The Drug Enforcement Agency has specific protocols for treating pain, Gaertner said, and the clinic isn't prepared to offer that sort of care.

"It's a tough decision with each intake," Adcock said. "They're clearly dependent on the medication and they're clearly in a lot of pain. And we don't want to get inundated with people we can't help."

FROM HEROIN TO HELP

The woman tried other substance abuse treatment but couldn't find relief.

"You are always led to believe that asking for help is the hardest part," she said. "That is the biggest bull--. Here I was screaming for help and I was turned away."

Unable to get on methadone, she turned to a drug easier to obtain: heroin.

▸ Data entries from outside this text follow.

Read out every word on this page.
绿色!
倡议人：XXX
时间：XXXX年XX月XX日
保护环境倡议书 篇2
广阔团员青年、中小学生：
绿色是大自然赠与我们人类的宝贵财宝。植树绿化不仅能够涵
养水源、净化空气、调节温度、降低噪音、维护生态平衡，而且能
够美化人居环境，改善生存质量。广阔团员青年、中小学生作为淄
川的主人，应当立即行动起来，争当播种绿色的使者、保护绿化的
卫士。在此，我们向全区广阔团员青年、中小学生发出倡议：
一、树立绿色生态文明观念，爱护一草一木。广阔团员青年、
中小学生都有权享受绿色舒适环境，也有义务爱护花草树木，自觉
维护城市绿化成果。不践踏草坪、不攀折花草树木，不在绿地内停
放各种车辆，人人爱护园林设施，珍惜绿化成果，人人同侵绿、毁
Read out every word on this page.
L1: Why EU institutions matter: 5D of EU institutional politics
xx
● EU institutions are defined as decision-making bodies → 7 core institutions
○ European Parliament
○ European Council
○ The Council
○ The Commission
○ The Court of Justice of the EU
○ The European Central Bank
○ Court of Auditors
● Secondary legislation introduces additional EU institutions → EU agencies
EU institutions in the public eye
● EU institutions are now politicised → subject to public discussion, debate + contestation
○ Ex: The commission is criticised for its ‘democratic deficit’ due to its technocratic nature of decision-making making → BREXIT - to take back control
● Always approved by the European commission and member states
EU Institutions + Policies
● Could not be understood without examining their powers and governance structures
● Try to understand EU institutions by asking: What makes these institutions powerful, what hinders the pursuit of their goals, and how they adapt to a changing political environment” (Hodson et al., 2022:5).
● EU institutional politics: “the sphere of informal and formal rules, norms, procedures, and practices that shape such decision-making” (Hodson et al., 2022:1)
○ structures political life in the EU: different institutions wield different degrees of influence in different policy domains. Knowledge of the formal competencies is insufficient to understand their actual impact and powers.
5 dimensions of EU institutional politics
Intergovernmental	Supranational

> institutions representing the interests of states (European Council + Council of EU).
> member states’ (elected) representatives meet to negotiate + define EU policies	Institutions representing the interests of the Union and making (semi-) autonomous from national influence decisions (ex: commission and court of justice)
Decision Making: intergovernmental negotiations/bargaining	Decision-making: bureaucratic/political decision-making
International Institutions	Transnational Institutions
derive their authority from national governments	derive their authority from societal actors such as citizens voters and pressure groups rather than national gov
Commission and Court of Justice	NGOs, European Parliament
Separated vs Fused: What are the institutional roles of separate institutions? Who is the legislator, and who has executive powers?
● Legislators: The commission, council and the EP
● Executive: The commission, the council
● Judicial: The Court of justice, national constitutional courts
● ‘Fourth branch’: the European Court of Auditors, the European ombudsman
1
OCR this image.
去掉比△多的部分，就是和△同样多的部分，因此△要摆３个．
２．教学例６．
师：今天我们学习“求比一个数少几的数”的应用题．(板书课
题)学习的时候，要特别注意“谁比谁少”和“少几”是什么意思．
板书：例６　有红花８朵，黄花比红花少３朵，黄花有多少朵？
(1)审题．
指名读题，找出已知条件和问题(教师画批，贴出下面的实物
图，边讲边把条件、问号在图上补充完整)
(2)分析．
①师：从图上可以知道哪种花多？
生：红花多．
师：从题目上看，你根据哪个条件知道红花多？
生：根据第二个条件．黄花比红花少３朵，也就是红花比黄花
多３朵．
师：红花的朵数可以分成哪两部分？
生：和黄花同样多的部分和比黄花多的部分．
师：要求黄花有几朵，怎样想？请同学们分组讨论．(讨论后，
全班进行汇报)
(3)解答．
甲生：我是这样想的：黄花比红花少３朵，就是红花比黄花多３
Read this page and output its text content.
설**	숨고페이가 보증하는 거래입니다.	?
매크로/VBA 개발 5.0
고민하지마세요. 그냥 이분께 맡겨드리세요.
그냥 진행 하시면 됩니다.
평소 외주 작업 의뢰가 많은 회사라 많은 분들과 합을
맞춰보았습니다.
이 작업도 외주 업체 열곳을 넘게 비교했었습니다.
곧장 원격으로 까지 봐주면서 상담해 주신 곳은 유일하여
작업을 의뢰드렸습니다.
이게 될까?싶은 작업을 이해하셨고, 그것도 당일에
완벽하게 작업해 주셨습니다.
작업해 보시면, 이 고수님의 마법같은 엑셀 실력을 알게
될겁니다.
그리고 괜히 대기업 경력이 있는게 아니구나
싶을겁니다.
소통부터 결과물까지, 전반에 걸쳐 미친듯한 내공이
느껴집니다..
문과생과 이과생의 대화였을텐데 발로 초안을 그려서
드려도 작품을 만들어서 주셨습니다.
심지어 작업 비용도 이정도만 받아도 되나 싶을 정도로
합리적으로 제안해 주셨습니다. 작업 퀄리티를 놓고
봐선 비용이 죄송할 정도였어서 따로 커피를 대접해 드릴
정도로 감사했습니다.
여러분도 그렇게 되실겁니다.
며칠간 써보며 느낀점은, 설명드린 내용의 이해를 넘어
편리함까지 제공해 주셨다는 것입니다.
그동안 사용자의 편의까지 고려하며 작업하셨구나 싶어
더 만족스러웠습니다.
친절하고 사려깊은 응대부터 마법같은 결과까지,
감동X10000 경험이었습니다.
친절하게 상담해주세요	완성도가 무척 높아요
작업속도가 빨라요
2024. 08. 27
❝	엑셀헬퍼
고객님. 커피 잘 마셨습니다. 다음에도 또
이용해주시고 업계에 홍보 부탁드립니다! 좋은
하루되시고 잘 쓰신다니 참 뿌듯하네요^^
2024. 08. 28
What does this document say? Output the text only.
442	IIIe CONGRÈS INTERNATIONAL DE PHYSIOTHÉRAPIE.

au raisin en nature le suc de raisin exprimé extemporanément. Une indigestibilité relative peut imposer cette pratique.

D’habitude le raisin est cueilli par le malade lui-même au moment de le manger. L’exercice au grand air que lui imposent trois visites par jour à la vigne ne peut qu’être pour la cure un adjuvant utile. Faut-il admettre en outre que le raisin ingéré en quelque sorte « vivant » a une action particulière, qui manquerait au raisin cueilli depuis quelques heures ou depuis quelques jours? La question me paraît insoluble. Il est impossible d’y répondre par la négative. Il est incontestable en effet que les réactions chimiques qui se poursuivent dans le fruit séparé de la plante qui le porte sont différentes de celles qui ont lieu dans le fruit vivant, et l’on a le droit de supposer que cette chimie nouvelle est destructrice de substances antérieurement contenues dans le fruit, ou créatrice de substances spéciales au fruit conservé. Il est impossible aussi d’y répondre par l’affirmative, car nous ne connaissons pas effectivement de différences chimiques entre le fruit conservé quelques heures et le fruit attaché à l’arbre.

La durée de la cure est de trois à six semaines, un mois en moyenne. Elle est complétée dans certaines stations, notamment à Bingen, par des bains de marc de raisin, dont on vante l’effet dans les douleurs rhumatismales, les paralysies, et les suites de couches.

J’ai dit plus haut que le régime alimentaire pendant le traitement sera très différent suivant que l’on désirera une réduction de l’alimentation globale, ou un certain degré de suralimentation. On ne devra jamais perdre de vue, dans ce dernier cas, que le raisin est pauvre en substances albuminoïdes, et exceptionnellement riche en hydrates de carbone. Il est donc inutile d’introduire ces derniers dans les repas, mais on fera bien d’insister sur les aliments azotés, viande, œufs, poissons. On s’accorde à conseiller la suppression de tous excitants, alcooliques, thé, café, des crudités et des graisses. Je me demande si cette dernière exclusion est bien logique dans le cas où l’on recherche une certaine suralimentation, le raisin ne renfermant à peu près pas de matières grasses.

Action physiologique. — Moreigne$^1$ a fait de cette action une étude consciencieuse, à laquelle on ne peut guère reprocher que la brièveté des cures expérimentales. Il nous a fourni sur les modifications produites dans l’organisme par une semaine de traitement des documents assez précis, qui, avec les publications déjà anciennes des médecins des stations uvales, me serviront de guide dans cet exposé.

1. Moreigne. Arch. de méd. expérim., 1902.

She found the constant pain unbearable and withdrawal was hitting her hard with nausea, vomiting and diarrhea. She could barely pick up her daughter from school.

She mentioned her situation to an acquaintance who connected her with a heroin dealer.

"It was a huge letdown," she said. "I had been injecting my dilaudid and it was nothing compared to that. I thought to myself, 'Wow, this is it? This is what everyone is going crazy about?' "

It helped with withdrawal but offered little pain relief.

"I was disappointed. I couldn't believe this was supposed to be the Holy Grail, but it became a necessity because I was in withdrawal. I wasn't trying to get high, I was just trying to not be sick," she said.

She sold her jewelry, her laptop, her camera, a guitar she'd had since her teenage years, all to buy heroin. Her daughter spent the summer with her father, and the woman used heroin during that time. But she knew she couldn't continue.

"I had battled infertility, my daughter was a miracle," she said. "I couldn't let her suffer anymore. I wasn't going to allow my life to continue to spiral downward."

She went back to the Family Counseling Center for Recovery, and was accepted as a patient last fall. With help from her family, she pays $14 a day for methadone. She also receives counseling and other substance abuse treatment through the center.

"They really saved my life, and I feel like the Family Counseling Center is responsible for hundreds of people still being alive in this area," she said. "They offer everything a person needs to get better."

She said she hasn't used heroin since Oct. 30, and she is trying to piece her life back together. She looks forward to going back to school in the fall and hopes to find a job soon, although her arrest makes that challenging. She still lives with chronic pain, which she tries to manage with biofeedback, relaxation techniques, massage therapy and exercise.

"It's just something I'm going to have to live with, because the alternative is dying for pain control," she said.